Principal interlocuteur d’Alassane Ouattara (ADO) dans le cadre des discussions entamées le 11 novembre à l’hôtel du Golfe d’Abidjan, Henri Konan Bédié a durci sa position le 9 décembre, en contestant à nouveau publiquement la légalité du troisième mandat du chef de l’État. Il a proposé la mise en place d’un dialogue national afin de plancher sur l’organisation « d’élections notamment présidentielles, transparentes, crédibles et inclusives ». Un discours perçu comme une « déclaration de guerre » dans l’entourage présidentiel.
En coulisses, le patron du Parti démocratique de Côte d’Ivoire (PDCI), soutenu par l’ex-président Laurent Gbagbo – mais aussi par l’ancien patron du Credit suisse, Tidjane Thiam – portait ces dernières semaines déjà de nouvelles revendications bien plus tranchées, tout en maintenant le contact téléphonique avec le chef de l’État, qui le suspecte d’avoir tergiversé pour gagner du temps et maintenir le statu quo.
Menace de boycott
Selon nos informations, le « sphinx de Daoukro » continuait de solliciter une réforme de la Commission électorale indépendante (CEI) conformément à un arrêt de la Cour africaine des droits de l’homme, et un nouveau redécoupage électoral, en vue de l’organisation d’élections législatives inclusives.
Mais en privé, il confiait avoir boycotté la présidentielle du 31 octobre pour ne pas cautionner le troisième mandat du chef de l’État. Il suspectait l’entourage d’Alassane Ouattara de vouloir « lui attribuer 30 % des voix » lors du scrutin.
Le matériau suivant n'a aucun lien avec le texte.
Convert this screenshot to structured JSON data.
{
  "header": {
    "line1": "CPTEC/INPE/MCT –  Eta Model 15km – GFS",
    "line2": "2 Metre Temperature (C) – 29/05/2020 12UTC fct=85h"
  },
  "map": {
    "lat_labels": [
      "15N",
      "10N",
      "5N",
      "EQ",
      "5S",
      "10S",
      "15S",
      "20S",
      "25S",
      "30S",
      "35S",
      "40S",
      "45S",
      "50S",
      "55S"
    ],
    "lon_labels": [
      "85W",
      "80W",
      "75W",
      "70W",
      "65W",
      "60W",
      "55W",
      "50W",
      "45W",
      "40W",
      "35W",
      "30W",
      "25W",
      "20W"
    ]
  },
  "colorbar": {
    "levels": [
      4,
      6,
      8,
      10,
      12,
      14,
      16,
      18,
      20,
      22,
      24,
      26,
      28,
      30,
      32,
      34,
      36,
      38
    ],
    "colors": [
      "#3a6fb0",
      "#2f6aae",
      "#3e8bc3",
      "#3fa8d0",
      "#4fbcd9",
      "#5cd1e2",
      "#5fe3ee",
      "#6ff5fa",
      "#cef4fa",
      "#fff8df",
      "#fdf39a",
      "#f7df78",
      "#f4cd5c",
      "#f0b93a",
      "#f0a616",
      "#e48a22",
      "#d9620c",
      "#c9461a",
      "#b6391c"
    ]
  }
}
Si aucun accord n’est trouvé avec ADO, il envisage d’ailleurs, avec Laurent Gbagbo, de boycotter les prochaines législatives de 2021.
Pour Henri Konan Bédié, la réconciliation a un « prix » : il conditionnait déjà ces derniers jours la réussite du dialogue en cours à la libération de l’ensemble des prisonniers issus du PDCI et du reste de l’opposition – une revendication qu’il a réaffirmé le 9 décembre. ADO lui avait explicitement répondu ne pouvoir « se substituer à la justice » et « décider à la place de cette dernière de libérer des personnes dont les cas sont en cours d’instruction et avant même qu’elles aient pu être jugées ».
« Surenchère » de l’opposition
De son côté, le chef de l’État exigeait déjà de lui la dissolution officielle du Conseil national de transition (CNT) et le retrait de l’appel à la désobéissance civile. Après avoir longtemps hésité, étant sous la pression de l’opposition, dont il est le porte-parole, HKB a finalement répondu favorablement.
De son côté, Laurent Gbagbo prépare son retour à Abidjan avant la fin de l’année contre l’avis d’Alassane Ouattara, qui souhaite attendre la fin de la procédure d’appel en cours devant la Cour pénale internationale (CPI). L’ancien président est sous le coup d’une condamnation à 20 ans de prison pour « braquage » de la BCEAO lors de la crise post-électorale de 2011. Une sentence qu’il réfute, tout en sachant qu’il lui sera difficile de rentrer dans son pays sans que les autorités n’aient donné leur accord à la CPI.
Alassane Ouattara, qui doit être investi le 14 décembre, estime que ses opposants sont dans la « surenchère » mais demeure persuadé qu’ils reviendront à de meilleurs sentiments.